Во время приема пищи мы поговорили о том о сем. После обеда я продолжил отчет.
Вечером,
Эта догадка подтвердилась, когда до меня, пусть даже в пятом-десятом пересказе, дошел рассказ о таинственном отделе, организованном на Лубянке бывшим руководителем ленинградских чекистов Глебом Бокием. [64] Помимо создания собственных и расшифровки вражеских шифров, Бокий интересовался всякими потусторонними силами, и кое-кто из секретной коминтерновской секции перебрался к нему под крыло. Мой информатор утверждал, что Бокия как раз расстреляли за развал работы на этом направлении. Большевик с подпольным стажем, опытнейший чекист, чьим именем был назван пароход, свозивший осужденных на Соловки, вдруг забросил работу по овладению человеческой психикой и ударился в масонство и откровенно чуждые воинствующему материализму восточные культы, а также занялся организацией нелепого мистического общества «Единое трудовое братство».
64
Бокий Г. И. (1879–1937) — активный участник Октябрьского вооружённого восстания в Петрограде; член Петроградского ВРК. Долгие годы руководил Ленинградским управлением ГПУ-НКВД. В последние годы жизни и работы в НКВД Г. И. Бокий курировал расследования и поиск всевозможных паранормальных явлений. Существуют непроверенные сведения, что Бокий вел (по заданию высшего партруководства) исследования по паранормальным явлениям, зомбированию, восточным мистическим культам и т. д., тем более что он сам всегда интересовался подобными проблемами.
Бокий — один из самых активных создателей ГУЛАГа. Во время чистки аппарата НКВД Н. И. Ежовым от сотрудников Г. Г. Ягоды года арестован и по обвинению в «предательстве и контрреволюционной деятельности» и расстрелян.
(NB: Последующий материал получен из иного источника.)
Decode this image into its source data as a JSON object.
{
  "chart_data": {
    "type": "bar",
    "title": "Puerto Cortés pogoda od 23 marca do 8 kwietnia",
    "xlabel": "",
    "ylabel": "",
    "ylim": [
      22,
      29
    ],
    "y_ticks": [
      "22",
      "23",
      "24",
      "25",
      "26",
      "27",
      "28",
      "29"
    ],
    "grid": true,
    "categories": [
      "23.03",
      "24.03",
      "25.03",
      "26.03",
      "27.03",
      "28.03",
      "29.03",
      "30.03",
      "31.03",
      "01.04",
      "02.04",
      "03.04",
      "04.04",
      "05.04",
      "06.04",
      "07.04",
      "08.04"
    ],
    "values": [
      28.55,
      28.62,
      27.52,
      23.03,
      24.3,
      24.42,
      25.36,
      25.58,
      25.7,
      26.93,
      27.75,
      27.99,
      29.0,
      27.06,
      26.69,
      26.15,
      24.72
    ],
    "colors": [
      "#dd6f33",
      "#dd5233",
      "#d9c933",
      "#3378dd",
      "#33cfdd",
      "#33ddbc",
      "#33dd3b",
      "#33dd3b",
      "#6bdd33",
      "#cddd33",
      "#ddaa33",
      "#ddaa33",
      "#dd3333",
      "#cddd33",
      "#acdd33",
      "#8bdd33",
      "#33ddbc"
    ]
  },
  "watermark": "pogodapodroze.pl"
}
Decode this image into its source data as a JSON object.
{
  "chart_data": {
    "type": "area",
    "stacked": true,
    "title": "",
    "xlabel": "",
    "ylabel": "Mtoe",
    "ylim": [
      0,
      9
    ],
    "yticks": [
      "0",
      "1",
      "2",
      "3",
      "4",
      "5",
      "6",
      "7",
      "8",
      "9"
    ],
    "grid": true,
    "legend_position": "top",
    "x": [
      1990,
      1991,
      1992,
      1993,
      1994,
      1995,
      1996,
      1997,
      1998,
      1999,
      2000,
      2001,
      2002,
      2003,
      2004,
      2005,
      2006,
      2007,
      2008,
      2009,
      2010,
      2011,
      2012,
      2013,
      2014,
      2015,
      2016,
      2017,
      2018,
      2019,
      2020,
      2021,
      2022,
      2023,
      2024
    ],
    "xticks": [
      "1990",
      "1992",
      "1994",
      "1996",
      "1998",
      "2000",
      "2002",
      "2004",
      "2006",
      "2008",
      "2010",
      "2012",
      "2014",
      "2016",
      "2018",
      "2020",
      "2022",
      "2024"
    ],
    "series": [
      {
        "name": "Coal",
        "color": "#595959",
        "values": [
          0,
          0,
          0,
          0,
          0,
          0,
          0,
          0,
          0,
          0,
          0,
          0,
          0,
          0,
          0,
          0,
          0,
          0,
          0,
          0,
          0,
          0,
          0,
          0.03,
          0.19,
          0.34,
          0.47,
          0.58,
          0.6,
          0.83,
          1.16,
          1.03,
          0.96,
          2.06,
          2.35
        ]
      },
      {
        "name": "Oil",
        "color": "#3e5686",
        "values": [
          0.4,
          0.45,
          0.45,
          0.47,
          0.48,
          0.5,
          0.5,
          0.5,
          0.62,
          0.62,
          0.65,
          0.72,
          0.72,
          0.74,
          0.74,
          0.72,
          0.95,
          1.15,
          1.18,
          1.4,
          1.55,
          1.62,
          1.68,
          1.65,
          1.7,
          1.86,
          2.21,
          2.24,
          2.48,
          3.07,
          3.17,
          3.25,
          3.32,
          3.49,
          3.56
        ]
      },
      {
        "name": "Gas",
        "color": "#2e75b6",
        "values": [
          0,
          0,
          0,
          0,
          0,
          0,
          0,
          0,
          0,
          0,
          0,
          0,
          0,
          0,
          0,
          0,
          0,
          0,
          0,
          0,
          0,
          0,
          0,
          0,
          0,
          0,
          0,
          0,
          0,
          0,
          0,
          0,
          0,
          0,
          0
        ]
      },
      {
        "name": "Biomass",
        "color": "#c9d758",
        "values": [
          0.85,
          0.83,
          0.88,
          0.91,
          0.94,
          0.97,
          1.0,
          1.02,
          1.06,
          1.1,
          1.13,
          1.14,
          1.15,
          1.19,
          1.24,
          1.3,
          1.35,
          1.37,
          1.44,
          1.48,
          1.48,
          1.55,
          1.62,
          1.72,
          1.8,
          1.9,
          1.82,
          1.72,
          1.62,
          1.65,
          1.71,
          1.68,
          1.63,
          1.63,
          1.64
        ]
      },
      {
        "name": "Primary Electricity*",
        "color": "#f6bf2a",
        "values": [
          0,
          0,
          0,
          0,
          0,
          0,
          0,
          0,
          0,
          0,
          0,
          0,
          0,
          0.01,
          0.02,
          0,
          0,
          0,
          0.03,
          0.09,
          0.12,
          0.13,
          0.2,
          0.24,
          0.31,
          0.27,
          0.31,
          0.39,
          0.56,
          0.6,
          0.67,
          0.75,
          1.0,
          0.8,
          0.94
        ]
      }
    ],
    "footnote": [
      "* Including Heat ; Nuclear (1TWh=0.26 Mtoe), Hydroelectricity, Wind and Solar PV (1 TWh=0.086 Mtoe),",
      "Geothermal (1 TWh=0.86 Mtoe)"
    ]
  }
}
В 1956 году реабилитирован.
С высоты четырнадцатого этажа утверждаю — масонство и подобные ему тайные организации, тем более всякого рода замешанные на оккультных дрожжах политические заговоры (например «жидо-массонские», «коммунистические» или «империалистические» вкупе со всякого цвета «демократическими»), имеют самое приблизительное отношение в тайнам человеческой психики. Это, скорее, спекулятивный и корыстный ответ на естественную потребность человека в тайне.
Тем не менее, после гибели Бокия кое-какой мистический опыт на Лубянке сумели сохранить. Недаром службистый Трущев умел ловко скрывать свои мысли. Это не так просто, как кажется, здесь тоже есть свои заморочки. Например, общаясь с Мессингом, Николай Михайлович, даже хозяйничая на кухне, постоянно напевал широко известную в ту пору песню:
В путь-дорожку дальнюю я тебя отправлю, Упадет на яблоню спелый цвет зари. Подари мне, сокол, на прощанье саблю, Вместе с острой саблей пику подари. [65]Я долго не мог сосредоточиться. Меня буквально изводил вопрос, каким оружием этот мобилизованный на войну сокол собирается воевать?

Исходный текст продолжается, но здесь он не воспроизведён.